Dr. Jamie Young is an Assistant Professor in the Department of Pharmacology & Toxicology at the University of Louisville with an avid interest in studying heavy metals, chemicals, liver disease, PFAS, and their interactions in humans, wildlife, and the environment. She is currently studying the impacts of exposure to per- and polyfluoroalkyl substances (PFAS) in the Henderson County, Kentucky community alongside Dr. John Wise Sr., Dr. Becky Antle, and Ms. Ashley Logsdon. PFAS are widely used, long-lasting chemicals that persist in the environmental and are linked to adverse health effects in humas and animals such as liver disease, cardiovascular disease, lower birth weights, and an increased occurrence of learning deficits in children. Dr. Young first became intrigued by the field of environmental health science when her grandfather died of lung cancer, which she believes was caused by a toxic environmental exposure. Dr. Young’s research efforts are focused on learning more about how PFAS impacts various systems within the body with an emphasis on the liver and liver disease.

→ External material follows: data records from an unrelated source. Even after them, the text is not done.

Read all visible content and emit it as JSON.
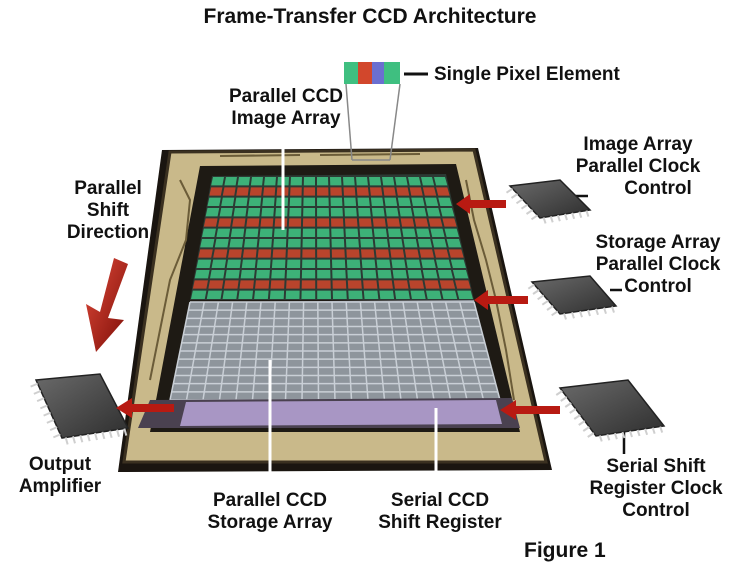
{
  "title": "Frame-Transfer CCD Architecture",
  "figure_label": "Figure 1",
  "labels": {
    "single_pixel": "Single Pixel Element",
    "image_array": [
      "Parallel CCD",
      "Image Array"
    ],
    "parallel_shift": [
      "Parallel",
      "Shift",
      "Direction"
    ],
    "image_clock": [
      "Image Array",
      "Parallel Clock",
      "Control"
    ],
    "storage_clock": [
      "Storage Array",
      "Parallel Clock",
      "Control"
    ],
    "serial_clock": [
      "Serial Shift",
      "Register Clock",
      "Control"
    ],
    "output_amp": [
      "Output",
      "Amplifier"
    ],
    "storage_array": [
      "Parallel CCD",
      "Storage Array"
    ],
    "shift_register": [
      "Serial CCD",
      "Shift Register"
    ]
  },
  "colors": {
    "board": "#c9b98a",
    "board_dark": "#2a2418",
    "pixel_green": "#3fbf80",
    "pixel_red": "#d2472c",
    "storage_grid": "#c9cfd6",
    "serial_purple": "#b8a6d8",
    "arrow_red": "#b81a12",
    "chip": "#4a4a4a"
  }
}
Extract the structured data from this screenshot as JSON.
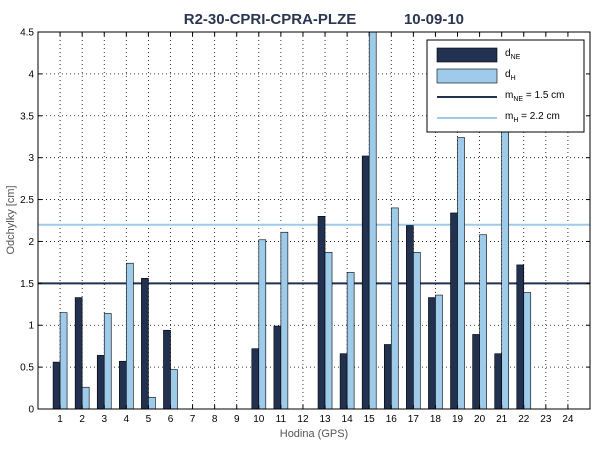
{
  "chart_data": {
    "type": "bar",
    "title": "R2-30-CPRI-CPRA-PLZE",
    "subtitle": "10-09-10",
    "xlabel": "Hodina (GPS)",
    "ylabel": "Odchylky [cm]",
    "ylim": [
      0,
      4.5
    ],
    "yticks": [
      "0",
      "0.5",
      "1",
      "1.5",
      "2",
      "2.5",
      "3",
      "3.5",
      "4",
      "4.5"
    ],
    "categories": [
      "1",
      "2",
      "3",
      "4",
      "5",
      "6",
      "7",
      "8",
      "9",
      "10",
      "11",
      "12",
      "13",
      "14",
      "15",
      "16",
      "17",
      "18",
      "19",
      "20",
      "21",
      "22",
      "23",
      "24"
    ],
    "grid": true,
    "legend_position": "top-right",
    "series": [
      {
        "name": "NE",
        "label_main": "d",
        "label_sub": "NE",
        "color": "#223150",
        "values": [
          0.56,
          1.33,
          0.64,
          0.57,
          1.56,
          0.94,
          null,
          null,
          null,
          0.72,
          0.99,
          null,
          2.3,
          0.66,
          3.02,
          0.77,
          2.19,
          1.33,
          2.34,
          0.89,
          0.66,
          1.72,
          null,
          null
        ]
      },
      {
        "name": "H",
        "label_main": "d",
        "label_sub": "H",
        "color": "#9dcbe9",
        "values": [
          1.15,
          0.26,
          1.14,
          1.74,
          0.14,
          0.47,
          null,
          null,
          null,
          2.02,
          2.11,
          null,
          1.87,
          1.63,
          4.5,
          2.4,
          1.87,
          1.36,
          3.24,
          2.08,
          3.4,
          1.39,
          null,
          null
        ]
      }
    ],
    "reference_lines": [
      {
        "name": "mNE",
        "label_main": "m",
        "label_sub": "NE",
        "label_rest": " = 1.5 cm",
        "value": 1.5,
        "color": "#223150"
      },
      {
        "name": "mH",
        "label_main": "m",
        "label_sub": "H",
        "label_rest": " = 2.2 cm",
        "value": 2.2,
        "color": "#9dcbe9"
      }
    ]
  }
}
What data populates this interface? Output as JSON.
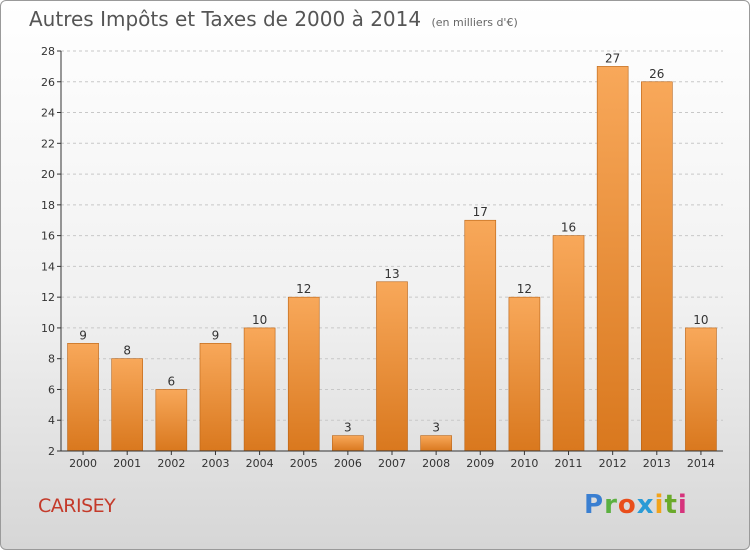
{
  "title": "Autres Impôts et Taxes de 2000 à 2014",
  "subtitle": "(en milliers d'€)",
  "location": "CARISEY",
  "logo": {
    "text": "Proxiti",
    "letters": [
      "P",
      "r",
      "o",
      "x",
      "i",
      "t",
      "i"
    ],
    "colors": [
      "#3a7fd1",
      "#5bb040",
      "#e94e1b",
      "#2a9bd6",
      "#f2a31a",
      "#6aaa2a",
      "#d6337c"
    ]
  },
  "colors": {
    "bar_top": "#f8a85a",
    "bar_bottom": "#d9781e",
    "bar_edge": "#b86214",
    "axis": "#333333",
    "grid": "#c8c8c8"
  },
  "chart_data": {
    "type": "bar",
    "categories": [
      "2000",
      "2001",
      "2002",
      "2003",
      "2004",
      "2005",
      "2006",
      "2007",
      "2008",
      "2009",
      "2010",
      "2011",
      "2012",
      "2013",
      "2014"
    ],
    "values": [
      9,
      8,
      6,
      9,
      10,
      12,
      3,
      13,
      3,
      17,
      12,
      16,
      27,
      26,
      10
    ],
    "ylim": [
      2,
      28
    ],
    "yticks": [
      2,
      4,
      6,
      8,
      10,
      12,
      14,
      16,
      18,
      20,
      22,
      24,
      26,
      28
    ],
    "grid": true,
    "data_labels": true
  }
}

The goals of Dr. Young’s research are two-fold: 1) to determine the amount of PFAS that communities are being exposed to and whether they are being exposed through water, air, or both, and 2) to understand how the PFAS exposure is impacting the health of Henderson County citizens. This research partnership started with an article written by WFPL reporter, Ryan Van Velzer. Mr. Van Velzer shared a story on the Henderson, Kentucky community’s exposure to PFAS through their drinking water system and shared community contacts with Dr. Young. One such concerned citizen is Ms. Velvet Dowdy, a local Chemistry teacher who serves on the PFAS community taskforce in Henderson. With the collaboration of Ms. Dowdy’s high school students, Dr. Young plans to collect water samples to test the levels of PFAS in the local water and, later, engage the wider community in testing the levels of PFAS in the air through rain gauge measurements and testing. Dr. Young hopes to build a multi-year project with the Henderson County community and the next steps for this work include Dr. Aaron Specht of Purdue University and his XRF monitoring tool to detect the levels of heavy metals, including total fluorine as an indirect measure for PFAS, in the water.